Karolina: Och, zmienił zupełnie! Jak wspomniałam, byłam … i właściwie cały czas jestem osobą nieśmiałą, głównie w kontaktach towarzyskich, w szerszym gronie osób. Lecz już nie w takim stopniu jak kiedyś. Taniec zmniejszył mój strach przed oceną innych. Wiadomo, że nie tak łatwo zmienić taką cechę charakteru, jednak ja czuję się o niebo lepiej niż kiedyś. To tak w sferze psychicznej, a w fizycznej, no cóż, im więcej się ćwiczy, tym ciało wygląda lepiej to jasne. Balet daje wyjątkowo piękną sylwetkę, wzmacnia ciało jednocześnie je wysmuklając. Nie jest wcale błędem mówienie, że tancerze to atleci bogów. Są silni i pełni gracji, to naprawdę wspaniałe.
Passion Piece: Jakie wyzwania okazały się być dla ciebie najtrudniejsze?
Karolina: Jak zaczynasz balet jako stara buła (czyli jak ja), a nie ćwiczysz od wyjścia z kołyski, to nie masz zbyt wyrobionej kondycji, koordynacji, właściwie wszystko sprawia ci ogromne problemy. Od zapamiętania kombinacji jakie zadaje nauczyciel, poprzez wytrzymanie intensywnego wysiłku, skoordynowanie rąk z nogami oraz głową. Na lekcji jest wiele potu, naprawdę ciężkich ćwiczeń, na przykład adagio – w którym trzyma się wysoko nogi przez długi czas, to wszystko wymaga siły, której na początku nie masz, ale z każdą lekcją ją budujesz. Na każdym kolejnym treningu noga idzie troszeczkę wyżej, mniej się zaczynasz męczyć. Później zauważasz, że twoje nogi nabierają kształtów, pojawiają się jakieś mięśnie, o których nie miałaś wcześniej pojęcia, że istnieją. To wynagrodzenie za twój wysiłek wkładany na zajęciach. A po nich czujesz się jak królowa. No i przeżyłaś, to ważne.
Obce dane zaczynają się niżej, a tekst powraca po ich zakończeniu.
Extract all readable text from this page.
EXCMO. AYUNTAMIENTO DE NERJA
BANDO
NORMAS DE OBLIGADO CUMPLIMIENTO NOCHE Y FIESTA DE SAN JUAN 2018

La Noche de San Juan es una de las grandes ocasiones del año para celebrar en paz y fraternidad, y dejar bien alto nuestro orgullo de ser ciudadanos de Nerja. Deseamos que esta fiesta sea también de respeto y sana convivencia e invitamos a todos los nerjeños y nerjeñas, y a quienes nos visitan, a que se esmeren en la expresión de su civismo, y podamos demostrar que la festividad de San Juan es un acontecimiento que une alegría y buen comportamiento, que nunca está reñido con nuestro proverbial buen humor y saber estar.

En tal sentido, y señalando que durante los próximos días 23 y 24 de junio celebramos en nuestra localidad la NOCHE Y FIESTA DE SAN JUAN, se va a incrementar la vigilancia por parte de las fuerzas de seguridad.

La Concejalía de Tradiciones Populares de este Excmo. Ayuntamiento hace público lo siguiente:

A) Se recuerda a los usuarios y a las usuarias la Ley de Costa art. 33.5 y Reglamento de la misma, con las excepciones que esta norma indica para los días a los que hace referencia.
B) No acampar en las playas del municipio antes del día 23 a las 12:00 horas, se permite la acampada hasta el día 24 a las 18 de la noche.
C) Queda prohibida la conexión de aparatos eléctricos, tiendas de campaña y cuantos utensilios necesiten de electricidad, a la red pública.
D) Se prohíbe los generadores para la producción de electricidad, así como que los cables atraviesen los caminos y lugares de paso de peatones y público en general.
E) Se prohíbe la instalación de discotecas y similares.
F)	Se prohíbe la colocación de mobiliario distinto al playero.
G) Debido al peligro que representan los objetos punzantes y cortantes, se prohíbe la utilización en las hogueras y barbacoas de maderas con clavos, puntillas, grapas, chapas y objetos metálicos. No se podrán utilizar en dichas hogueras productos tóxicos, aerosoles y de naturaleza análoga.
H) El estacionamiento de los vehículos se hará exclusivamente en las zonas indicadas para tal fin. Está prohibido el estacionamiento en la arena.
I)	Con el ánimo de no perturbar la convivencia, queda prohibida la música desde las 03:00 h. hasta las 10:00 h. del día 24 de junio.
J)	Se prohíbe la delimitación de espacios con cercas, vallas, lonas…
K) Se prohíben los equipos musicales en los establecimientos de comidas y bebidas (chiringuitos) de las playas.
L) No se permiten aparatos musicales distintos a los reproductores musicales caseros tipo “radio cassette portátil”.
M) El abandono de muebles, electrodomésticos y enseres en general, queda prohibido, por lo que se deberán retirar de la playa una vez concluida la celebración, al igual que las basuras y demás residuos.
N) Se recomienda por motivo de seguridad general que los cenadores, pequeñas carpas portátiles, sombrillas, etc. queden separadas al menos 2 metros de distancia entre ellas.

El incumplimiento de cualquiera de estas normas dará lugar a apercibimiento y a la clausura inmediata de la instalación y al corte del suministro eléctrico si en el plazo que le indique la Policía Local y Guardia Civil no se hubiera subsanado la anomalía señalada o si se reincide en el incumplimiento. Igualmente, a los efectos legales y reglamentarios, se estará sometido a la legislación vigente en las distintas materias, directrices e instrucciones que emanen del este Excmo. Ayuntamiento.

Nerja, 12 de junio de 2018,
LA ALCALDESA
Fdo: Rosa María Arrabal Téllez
Passion Piece: Co doradziłabyś początkującym tancerzom?
Karolina: Początkującym tancerzom wolę nie doradzać, może jedynie, aby słuchali swoich nauczycieli, nawet jeśli uwagi ich nie dotyczą. Ja tak robię i staram się poprawiać, nawet jeśli prowadzący mówi do kogoś innego. Natomiast dziewczynom, którym podoba się balet, ale uważają, że są już za stare – chodźcie na zajęcia! Nie ma się czego bać, klasyka dla dorosłych jest coraz popularniejsza, mamy już możliwość spełniania marzeń z dzieciństwa, więc czemu tego nie spróbować? Nauczyciele dostosowują program do dorosłych, dlatego nie obawiajcie się, że każą wam robić jakieś cuda. Gońcie marzenia, nie myślcie, że już za późno, jak nie teraz to kiedy?
Passion Piece: Jakie są twoje inne pasje?
Karolina: Wiele, zbyt wiele na to jak mało mam czasu (śmiech). Próbowałam kiedyś rysować, malować i wracam do tego z dziwną regularnością, coś mnie do tego ciągnie, ale nie umiem poświęcić temu aż tyle czasu, by coś w tej dziedzinie osiągnąć. Lubię słuchać muzyki, lecz nie ograniczam się do jakiegoś wybranego stylu – od elektroniki, metalu, przez trip hop, aż do muzyki klasycznej. Nic nie poradzę na to, że wiele mi się podoba. Dla ludzi jest to jednak zaskoczeniem, kiedy okazuje się, że na moim telefonie pomiędzy muzyką do baletu jest Slayer. Kocham też pisać, ale tylko to, na co mam ochotę. Właśnie otworzyłam bloga z moim opowiadaniem w tematyce fantasy, jeśli kogoś interesują takie klimaty, to zapraszam – terraaeterna.blogspot.com
Passion Piece: Skąd pomysł na własną markę odzieżową?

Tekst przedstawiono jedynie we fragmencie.